Register a user to operate as the migration user

  • Start the server bin/rails hydra:server
  • Register a new user the application (ex. admin_user@hydra.server)
  • Make the new user an admin by adding configuration on the config/role_map.yml
  development:
    ...
    admin:
      - admin_user@hydra.server

Add authentication bypass for the D2H user (intended only to be used during active migration)

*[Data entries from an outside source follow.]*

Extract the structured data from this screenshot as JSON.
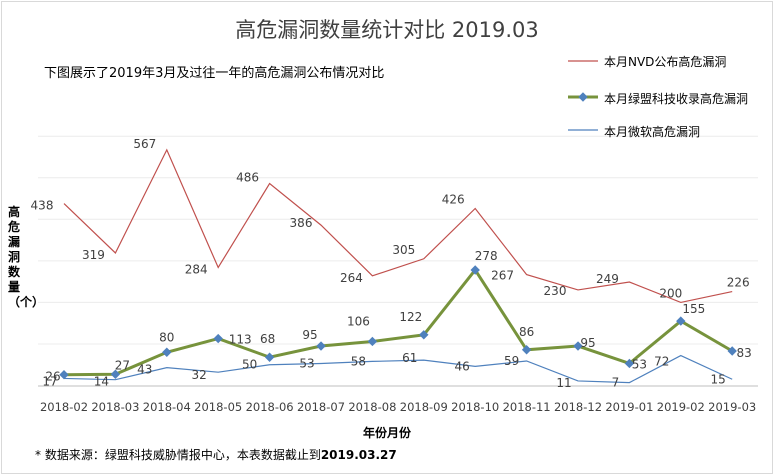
{
  "chart_data": {
    "type": "line",
    "title": "高危漏洞数量统计对比 2019.03",
    "subtitle": "下图展示了2019年3月及过往一年的高危漏洞公布情况对比",
    "xlabel": "年份月份",
    "ylabel": "高危漏洞数量（个）",
    "categories": [
      "2018-02",
      "2018-03",
      "2018-04",
      "2018-05",
      "2018-06",
      "2018-07",
      "2018-08",
      "2018-09",
      "2018-10",
      "2018-11",
      "2018-12",
      "2019-01",
      "2019-02",
      "2019-03"
    ],
    "ylim": [
      0,
      600
    ],
    "grid": true,
    "legend_position": "top-right",
    "series": [
      {
        "name": "本月NVD公布高危漏洞",
        "color": "#c0504d",
        "values": [
          438,
          319,
          567,
          284,
          486,
          386,
          264,
          305,
          426,
          267,
          230,
          249,
          200,
          226
        ]
      },
      {
        "name": "本月绿盟科技收录高危漏洞",
        "color": "#77933c",
        "marker_color": "#4f81bd",
        "values": [
          26,
          27,
          80,
          113,
          68,
          95,
          106,
          122,
          278,
          86,
          95,
          53,
          155,
          83
        ]
      },
      {
        "name": "本月微软高危漏洞",
        "color": "#4f81bd",
        "values": [
          17,
          14,
          43,
          32,
          50,
          53,
          58,
          61,
          46,
          59,
          11,
          7,
          72,
          15
        ]
      }
    ]
  },
  "footnote": {
    "prefix": "* 数据来源：绿盟科技威胁情报中心，本表数据截止到",
    "date": "2019.03.27"
  }
}
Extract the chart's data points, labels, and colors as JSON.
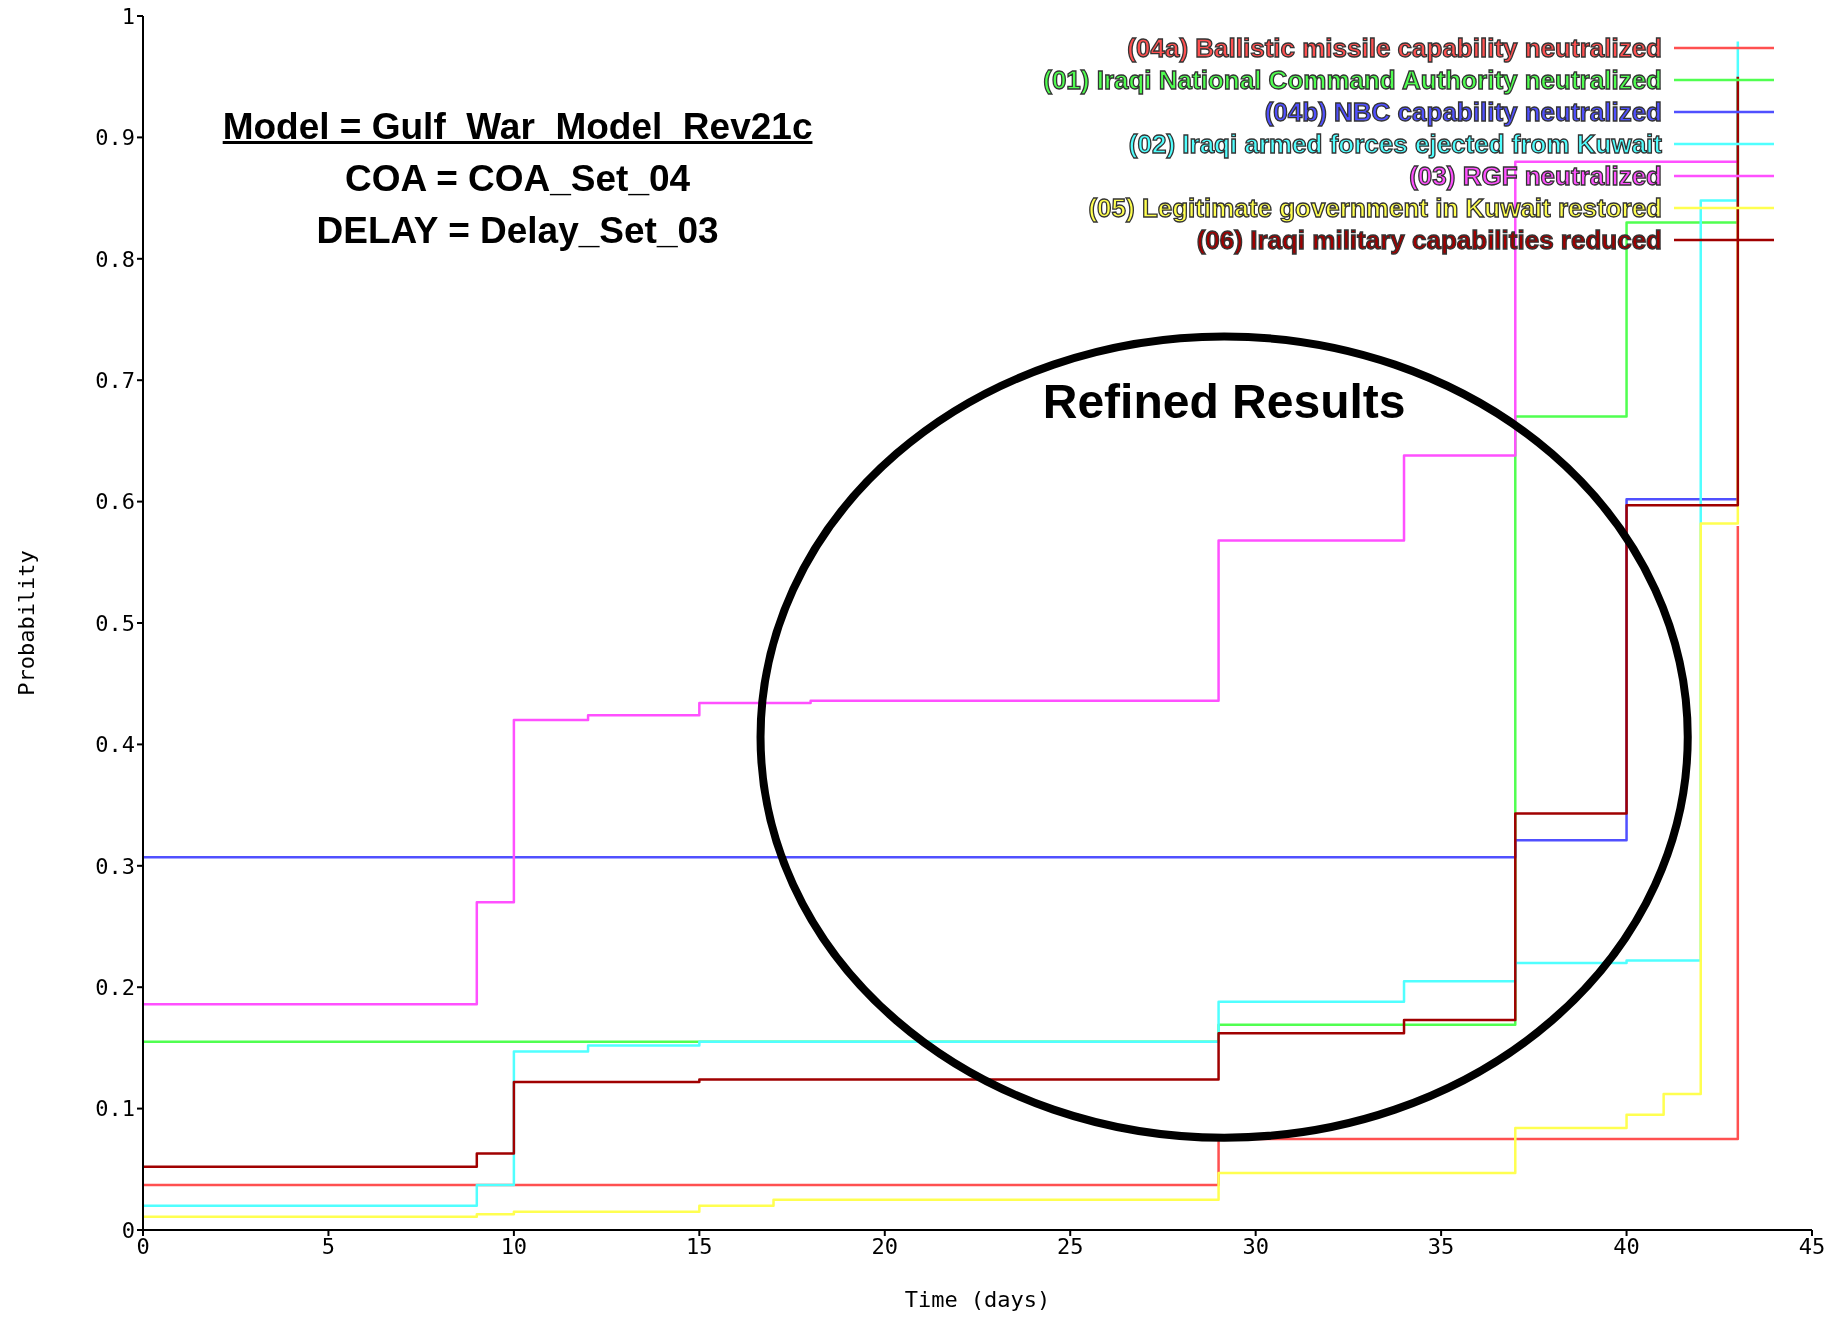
{
  "chart_data": {
    "type": "step",
    "xlabel": "Time (days)",
    "ylabel": "Probability",
    "annotations": [
      "Model = Gulf_War_Model_Rev21c",
      "COA = COA_Set_04",
      "DELAY = Delay_Set_03",
      "Refined Results"
    ],
    "xlim": [
      0,
      45
    ],
    "xticks": [
      0,
      5,
      10,
      15,
      20,
      25,
      30,
      35,
      40,
      45
    ],
    "ylim": [
      0,
      1
    ],
    "yticks": [
      0,
      0.1,
      0.2,
      0.3,
      0.4,
      0.5,
      0.6,
      0.7,
      0.8,
      0.9,
      1
    ],
    "legend": "top right",
    "grid": false,
    "marker": "none",
    "line_style": "solid",
    "series": [
      {
        "name": "(04a) Ballistic missile capability neutralized",
        "color": "#ff5050",
        "x": [
          0,
          29,
          43
        ],
        "values": [
          0.037,
          0.075,
          0.58
        ]
      },
      {
        "name": "(01) Iraqi National Command Authority neutralized",
        "color": "#50ff50",
        "x": [
          0,
          29,
          37,
          40,
          43
        ],
        "values": [
          0.155,
          0.169,
          0.67,
          0.83,
          0.95
        ]
      },
      {
        "name": "(04b) NBC capability neutralized",
        "color": "#5050ff",
        "x": [
          0,
          37,
          40,
          43
        ],
        "values": [
          0.307,
          0.321,
          0.602,
          0.602
        ]
      },
      {
        "name": "(02) Iraqi armed forces ejected from Kuwait",
        "color": "#50ffff",
        "x": [
          0,
          9,
          10,
          12,
          15,
          29,
          34,
          37,
          40,
          42,
          43
        ],
        "values": [
          0.02,
          0.037,
          0.147,
          0.152,
          0.155,
          0.188,
          0.205,
          0.22,
          0.222,
          0.848,
          0.979
        ]
      },
      {
        "name": "(03) RGF neutralized",
        "color": "#ff50ff",
        "x": [
          0,
          9,
          10,
          12,
          15,
          18,
          29,
          34,
          37,
          43
        ],
        "values": [
          0.186,
          0.27,
          0.42,
          0.424,
          0.434,
          0.436,
          0.568,
          0.638,
          0.88,
          0.88
        ]
      },
      {
        "name": "(05) Legitimate government in Kuwait restored",
        "color": "#ffff50",
        "x": [
          0,
          9,
          10,
          15,
          17,
          29,
          37,
          40,
          41,
          42,
          43
        ],
        "values": [
          0.011,
          0.013,
          0.015,
          0.02,
          0.025,
          0.047,
          0.084,
          0.095,
          0.112,
          0.582,
          0.842
        ]
      },
      {
        "name": "(06) Iraqi military capabilities reduced",
        "color": "#a00000",
        "x": [
          0,
          9,
          10,
          15,
          29,
          34,
          37,
          40,
          43
        ],
        "values": [
          0.052,
          0.063,
          0.122,
          0.124,
          0.162,
          0.173,
          0.343,
          0.597,
          0.95
        ]
      }
    ]
  }
}
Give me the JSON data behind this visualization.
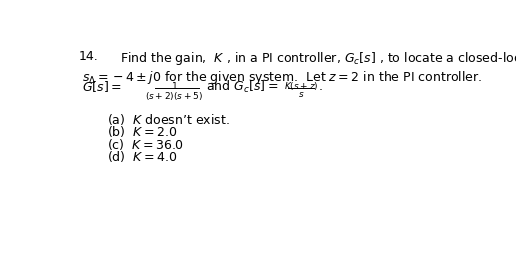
{
  "background_color": "#ffffff",
  "text_color": "#000000",
  "figsize": [
    5.16,
    2.66
  ],
  "dpi": 100,
  "main_fontsize": 9,
  "small_fontsize": 6.5,
  "q_num": "14.",
  "line1": "Find the gain,  $K$ , in a PI controller, $G_c[s]$ , to locate a closed-loop pole at",
  "line2": "$s_\\Delta = -4 \\pm j0$ for the given system.  Let $z = 2$ in the PI controller.",
  "glabel": "$G[s] = $",
  "gnum": "$1$",
  "gdenom": "$(s+2)(s+5)$",
  "gand": "and $G_c[s] = $",
  "gcnum": "$K(s+z)$",
  "gcdenom": "$s$",
  "period": ".",
  "answers": [
    "(a)  $K$ doesn’t exist.",
    "(b)  $K = 2.0$",
    "(c)  $K = 36.0$",
    "(d)  $K = 4.0$"
  ]
}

  • Update to app/controllers/application_controller.rb, include a method to evaluate if the username and token are being used by D2H.
  ...
  protect_from_forgery with: :exception, unless: :d2h_authenticated

  private
  # Could be any logic you choose, this just expects an ENV variable with the username and token to match the configuration
  # found in D2H .config.yml.
  def d2h_authenticated
    if request.headers.key?('HTTP_D2H_AUTHENTICATION')
      env_token = ENV['HTTP_D2H_AUTHENTICATION_TOKEN']
      env_username = ENV['HTTP_D2H_AUTHENTICATION_USERNAME']
      raise 'Invalid or missing ENV variables HTTP_D2H_AUTHENTICATION_TOKEN and HTTP_D2H_AUTHENTICATION_USERNAME' unless env_token && env_username
      username, token = request.headers['HTTP_D2H_AUTHENTICATION'].split('|')
      return false if token == env_token && username == env_username
    end
    true
  end

Start the Hyrax application

  • Stop the server if it is already running.
  • Export the D2H related ENV variables for use with authentication, see D2H .config.example.yml, these should all match the user credentials you created for your new user
  • Restart the server
$export D2H_HTTP_AUTHENTICATION_TOKEN=abc123
$export D2H_HTTP_AUTHENTICATION_USERNAME=admin_user@hydra.server
$bin/rails hydra:server

Setup D2H .config.yml

  • Change to the D2H path
  • $cp .config.example.yml .config.yml
  • Update .config.yml
    • Update username, password, authentication_token
    • Update server_domain

Migrate the example work

  • Change to the D2H path
  • $ruby dspace2hydra.rb -c example/_default_work.example.yml -b example/ITEM@1957-33356

How can I help?

Right now it would be most useful to get feedback or issues created to express the functionality your institution would like to see in this application. Depending on the scope of the request, we will do our best to design the application to facilitate the need and functionality you express.